The police hunt resistance members. Yet some police are informers for the Resistance. A few resistance cells resort to bank robbery to finance arms purchases. One raid goes wrong and those who get away are being hunted. The Russian authorities have taken 200 hostages as two of their soldiers were slain.

Garnett reluctantly attempts to find the culprits. He’s torn – and very probably deceived too.
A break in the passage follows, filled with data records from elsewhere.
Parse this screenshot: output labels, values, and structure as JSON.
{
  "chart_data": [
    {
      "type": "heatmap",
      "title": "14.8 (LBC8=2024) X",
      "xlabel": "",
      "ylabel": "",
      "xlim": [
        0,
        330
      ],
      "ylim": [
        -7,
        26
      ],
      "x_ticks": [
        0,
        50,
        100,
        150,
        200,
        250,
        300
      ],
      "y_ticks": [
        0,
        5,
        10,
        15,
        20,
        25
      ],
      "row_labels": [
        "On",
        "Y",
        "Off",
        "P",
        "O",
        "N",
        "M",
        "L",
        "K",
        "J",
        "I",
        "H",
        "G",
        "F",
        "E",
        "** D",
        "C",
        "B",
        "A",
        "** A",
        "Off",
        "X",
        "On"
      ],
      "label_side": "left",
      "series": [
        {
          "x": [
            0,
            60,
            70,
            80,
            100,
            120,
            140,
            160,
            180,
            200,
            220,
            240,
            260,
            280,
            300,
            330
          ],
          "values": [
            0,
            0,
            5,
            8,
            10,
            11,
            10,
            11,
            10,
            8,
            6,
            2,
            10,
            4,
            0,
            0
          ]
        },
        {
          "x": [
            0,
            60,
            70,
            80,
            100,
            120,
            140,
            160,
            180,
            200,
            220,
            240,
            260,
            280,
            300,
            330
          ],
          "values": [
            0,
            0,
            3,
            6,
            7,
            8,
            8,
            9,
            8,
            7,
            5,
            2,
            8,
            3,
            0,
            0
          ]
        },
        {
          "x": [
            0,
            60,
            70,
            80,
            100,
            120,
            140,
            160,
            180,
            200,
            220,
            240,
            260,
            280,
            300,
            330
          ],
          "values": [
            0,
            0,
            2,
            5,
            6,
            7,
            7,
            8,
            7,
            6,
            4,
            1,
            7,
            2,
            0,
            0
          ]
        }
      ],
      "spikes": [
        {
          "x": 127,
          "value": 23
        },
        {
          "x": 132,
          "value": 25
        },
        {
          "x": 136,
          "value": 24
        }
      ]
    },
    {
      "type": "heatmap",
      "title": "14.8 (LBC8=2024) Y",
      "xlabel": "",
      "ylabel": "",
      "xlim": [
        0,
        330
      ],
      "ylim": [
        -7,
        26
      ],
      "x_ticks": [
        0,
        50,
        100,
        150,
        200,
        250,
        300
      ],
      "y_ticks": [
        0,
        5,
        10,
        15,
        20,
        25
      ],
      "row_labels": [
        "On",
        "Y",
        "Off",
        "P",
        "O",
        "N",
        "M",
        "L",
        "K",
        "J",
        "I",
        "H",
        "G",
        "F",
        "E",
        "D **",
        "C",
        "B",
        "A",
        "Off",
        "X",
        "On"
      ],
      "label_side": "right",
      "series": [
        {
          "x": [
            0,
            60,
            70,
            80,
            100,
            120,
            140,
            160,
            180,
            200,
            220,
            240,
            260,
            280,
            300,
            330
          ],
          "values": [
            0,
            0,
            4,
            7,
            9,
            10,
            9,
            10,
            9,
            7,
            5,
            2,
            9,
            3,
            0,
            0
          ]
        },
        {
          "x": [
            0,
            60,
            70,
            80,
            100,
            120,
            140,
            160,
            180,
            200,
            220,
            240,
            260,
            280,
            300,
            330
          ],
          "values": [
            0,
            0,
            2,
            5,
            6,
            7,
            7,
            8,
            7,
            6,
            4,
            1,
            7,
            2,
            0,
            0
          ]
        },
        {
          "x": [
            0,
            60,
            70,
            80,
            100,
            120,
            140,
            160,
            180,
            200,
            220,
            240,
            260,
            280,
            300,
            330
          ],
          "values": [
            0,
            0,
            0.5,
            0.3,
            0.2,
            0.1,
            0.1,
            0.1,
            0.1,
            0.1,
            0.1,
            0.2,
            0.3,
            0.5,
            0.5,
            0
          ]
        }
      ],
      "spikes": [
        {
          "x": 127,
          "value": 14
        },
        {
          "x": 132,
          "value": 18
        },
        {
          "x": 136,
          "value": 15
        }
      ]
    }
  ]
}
There are insights into how Britain has changed.

‘We had an arsenal of terrifying weapons which we couldn’t and didn’t dare to use. But they did. Just the one, to show us that it was all over, and that’s the way our world ended, not with a whimper but with a bang’ (p81).

‘A car for every Russian made in Birmingham. They’ll have all of us walking before long. My car’s been off the road for three weeks waiting for two new tyres, and I’m supposed to have priority’ (p33).

Egleton was a leading thriller writer for forty years with inside knowledge of Intelligence and Counter-Intelligence. His style is very readable and quite thrilling.

‘For a few paces his stride remained unchecked even though the blood was spurting from the hole in his throat, and then, quite suddenly, he collapsed like a rag doll’ (p47).

This is the first Garnett book in a trilogy; the others are Last Post for a Partisan and The Judas Mandate.

Clive Egleton died in 2006, aged 79. His novel Seven Days to a Killing was filmed as The Black Windmill starring Michael Caine.